The truth of the matter was that only about one-third of my students intentionally selected these subjects. Another third were talked into taking them, usually by their counselors, who were seeking to make sure their advisees had the 14 elective credits necessary to graduate. And the final third had absolutely no clue why they were in my classes at all.

Suffice it to say, anyone can also dispute my experiences and observations solely based upon some unique teaching skill I supposedly possessed. I should also add that when I earned my Master of Education degree, I did so without shortcuts. I wanted the full menu of teacher education offerings so I would be instructed and assessed just like every other teaching student seeking licensure. Full disclosure aside, I need to comment on what motivating students meant to me and why I believe it is something every teacher and student can achieve.


Motivation principle 1

Enhancing a student’s desire to learn has a lot to do with the enthusiasm teachers bring into the classroom, combined with the applicability of the subject matter being taught. By applicability, I am suggesting that students need to be able to relate to both what is being taught and how it is being taught. Many of my students came from very different backgrounds and life experiences. As their teacher it was my responsibility to learn how best to communicate the curriculum and ignite my students’ desire to embrace it.

Granted, not every unit required to be taught by the state standards was a winner. However, it was my challenge as the teacher to create enthusiasm around each topic as best as possible. Often my students would help me when asked for their insights. The goal was to inspire each of my students to realize the potential they had to learn, especially knowing that the subject matter was new and different and often difficult.


Motivation principle 2

Students should have choices regarding how they learn and how they are assessed regarding their learning. Many of my students knew English only as a second language, with varying degrees of competency. Paper/pencil formative and summative assessments were not necessarily the most effective means by which I could discover how well I was doing with my teaching.

Students in my classes were usually given several options by which they could demonstrate the knowledge they gained from each unit taught. Deadlines were negotiated. Projects and interviews were successful assessment alternatives. Choices also included allowing students to work with friends on joint projects and encouraging them to select the means by which they experienced the subject matter being taught. Often, this made for many 12-hour days on my part, but the outcome was well worth the extra time.


Motivation principle 3

Love kids first, teach them second. I chose teaching as a second career having spent the first 25 years of my adult work life as a health care administrator and business manager. I knew my subject matter quite well based on my experiences, which made for great stories when I was teaching content to my students.

More important, I loved my kids first. Seeing them every day made me happy. Despite teaching high school, I never forgot that these young people were still children and needed the kind of relationship with their teacher that engendered trust, confidence and caring.
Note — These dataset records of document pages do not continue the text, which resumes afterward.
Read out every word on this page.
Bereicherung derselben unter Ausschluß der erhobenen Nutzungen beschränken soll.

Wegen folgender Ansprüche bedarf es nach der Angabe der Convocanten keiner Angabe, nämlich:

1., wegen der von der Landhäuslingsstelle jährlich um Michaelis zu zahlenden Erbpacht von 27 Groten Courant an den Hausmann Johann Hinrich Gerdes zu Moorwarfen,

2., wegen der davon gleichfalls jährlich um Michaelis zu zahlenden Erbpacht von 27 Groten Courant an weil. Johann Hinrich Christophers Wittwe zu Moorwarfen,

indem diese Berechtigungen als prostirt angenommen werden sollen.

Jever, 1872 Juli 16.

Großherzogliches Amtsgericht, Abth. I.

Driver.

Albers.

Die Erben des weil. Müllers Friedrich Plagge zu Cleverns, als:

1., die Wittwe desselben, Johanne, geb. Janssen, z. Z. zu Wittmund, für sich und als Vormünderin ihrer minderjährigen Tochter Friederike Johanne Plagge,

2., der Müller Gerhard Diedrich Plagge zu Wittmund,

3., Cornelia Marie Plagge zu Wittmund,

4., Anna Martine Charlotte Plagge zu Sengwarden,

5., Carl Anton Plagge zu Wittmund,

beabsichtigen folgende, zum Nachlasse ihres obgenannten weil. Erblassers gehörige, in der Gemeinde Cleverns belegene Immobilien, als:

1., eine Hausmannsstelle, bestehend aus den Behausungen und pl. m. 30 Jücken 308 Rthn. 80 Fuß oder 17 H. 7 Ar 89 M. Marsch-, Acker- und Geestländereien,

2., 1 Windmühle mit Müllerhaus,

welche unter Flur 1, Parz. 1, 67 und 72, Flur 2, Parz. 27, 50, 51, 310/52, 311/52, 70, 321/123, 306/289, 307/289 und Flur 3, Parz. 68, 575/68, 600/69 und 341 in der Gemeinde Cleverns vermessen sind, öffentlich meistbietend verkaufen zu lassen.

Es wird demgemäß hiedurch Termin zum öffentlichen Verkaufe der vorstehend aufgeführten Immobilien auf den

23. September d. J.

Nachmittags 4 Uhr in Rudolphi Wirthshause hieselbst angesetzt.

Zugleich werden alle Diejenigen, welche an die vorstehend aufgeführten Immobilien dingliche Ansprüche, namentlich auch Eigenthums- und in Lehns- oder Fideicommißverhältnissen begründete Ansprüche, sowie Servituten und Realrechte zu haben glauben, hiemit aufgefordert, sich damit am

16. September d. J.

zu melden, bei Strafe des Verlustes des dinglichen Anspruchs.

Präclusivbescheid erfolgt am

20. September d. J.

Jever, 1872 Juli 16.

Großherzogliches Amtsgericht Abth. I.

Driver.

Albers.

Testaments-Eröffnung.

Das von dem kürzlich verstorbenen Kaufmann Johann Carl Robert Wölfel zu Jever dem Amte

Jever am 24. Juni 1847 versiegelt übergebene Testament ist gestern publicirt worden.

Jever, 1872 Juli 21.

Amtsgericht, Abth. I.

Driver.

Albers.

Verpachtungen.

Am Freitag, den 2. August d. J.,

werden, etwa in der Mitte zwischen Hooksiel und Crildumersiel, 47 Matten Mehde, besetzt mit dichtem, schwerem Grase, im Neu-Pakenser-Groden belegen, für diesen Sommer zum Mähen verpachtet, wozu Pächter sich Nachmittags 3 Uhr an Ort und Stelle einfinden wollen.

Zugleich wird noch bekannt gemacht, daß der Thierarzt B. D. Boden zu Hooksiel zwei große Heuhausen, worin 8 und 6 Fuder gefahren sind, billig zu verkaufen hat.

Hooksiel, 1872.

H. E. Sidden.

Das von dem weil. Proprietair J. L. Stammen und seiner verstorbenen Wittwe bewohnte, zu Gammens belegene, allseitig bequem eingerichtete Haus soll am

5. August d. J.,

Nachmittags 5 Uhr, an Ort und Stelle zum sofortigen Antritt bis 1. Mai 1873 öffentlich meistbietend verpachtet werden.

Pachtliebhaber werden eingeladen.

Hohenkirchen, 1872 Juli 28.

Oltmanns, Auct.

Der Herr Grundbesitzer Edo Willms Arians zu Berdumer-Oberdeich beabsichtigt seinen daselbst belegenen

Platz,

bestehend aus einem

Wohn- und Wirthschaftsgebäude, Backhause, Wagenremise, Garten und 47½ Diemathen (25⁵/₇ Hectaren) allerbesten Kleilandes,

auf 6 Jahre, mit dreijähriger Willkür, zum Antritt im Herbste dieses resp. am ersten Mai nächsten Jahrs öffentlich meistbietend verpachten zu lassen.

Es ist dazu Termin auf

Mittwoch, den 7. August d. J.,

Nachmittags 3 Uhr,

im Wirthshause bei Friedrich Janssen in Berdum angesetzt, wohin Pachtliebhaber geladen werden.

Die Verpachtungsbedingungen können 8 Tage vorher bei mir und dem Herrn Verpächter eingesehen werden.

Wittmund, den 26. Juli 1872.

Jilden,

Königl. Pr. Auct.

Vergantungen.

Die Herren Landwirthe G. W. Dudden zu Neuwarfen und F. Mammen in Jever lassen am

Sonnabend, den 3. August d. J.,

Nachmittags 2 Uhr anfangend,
Yes, individual students will have bad days — but, then again, so do adults. So many of my students dealt with hardship and stressors that I could only imagine. But empathy and compassion never go out of style when dealing with young people as well as adults. I wanted my students to know that I truly cared about each one of them apart from our business in the classroom. So many of my former students still keep in touch with me thanks to Facebook, sharing stories of marriages, births and even family losses. I still cherish these contacts.


I don’t know much about whether a constitutional amendment is the right path to take to help students learn better. Nor do I know if teacher education programs are providing insights into the motivation principles I have mentioned. Much of what I practiced was emphasized in a book I read on my own, “Quantum Teaching.”

All I know is that these principles served me and my students well and helped me sustain a positive learning environment for hundreds of young people who energized my professional life every semester. This is the message I would share if the amendment’s promoters — former Minnesota Supreme Court Justice Alan Page and Federal Reserve Bank of Minneapolis President Neel Kashkari — and the state teaching leadership ever asked me.

Howard Wyn Schwartz, of Golden Valley, is a retired teacher.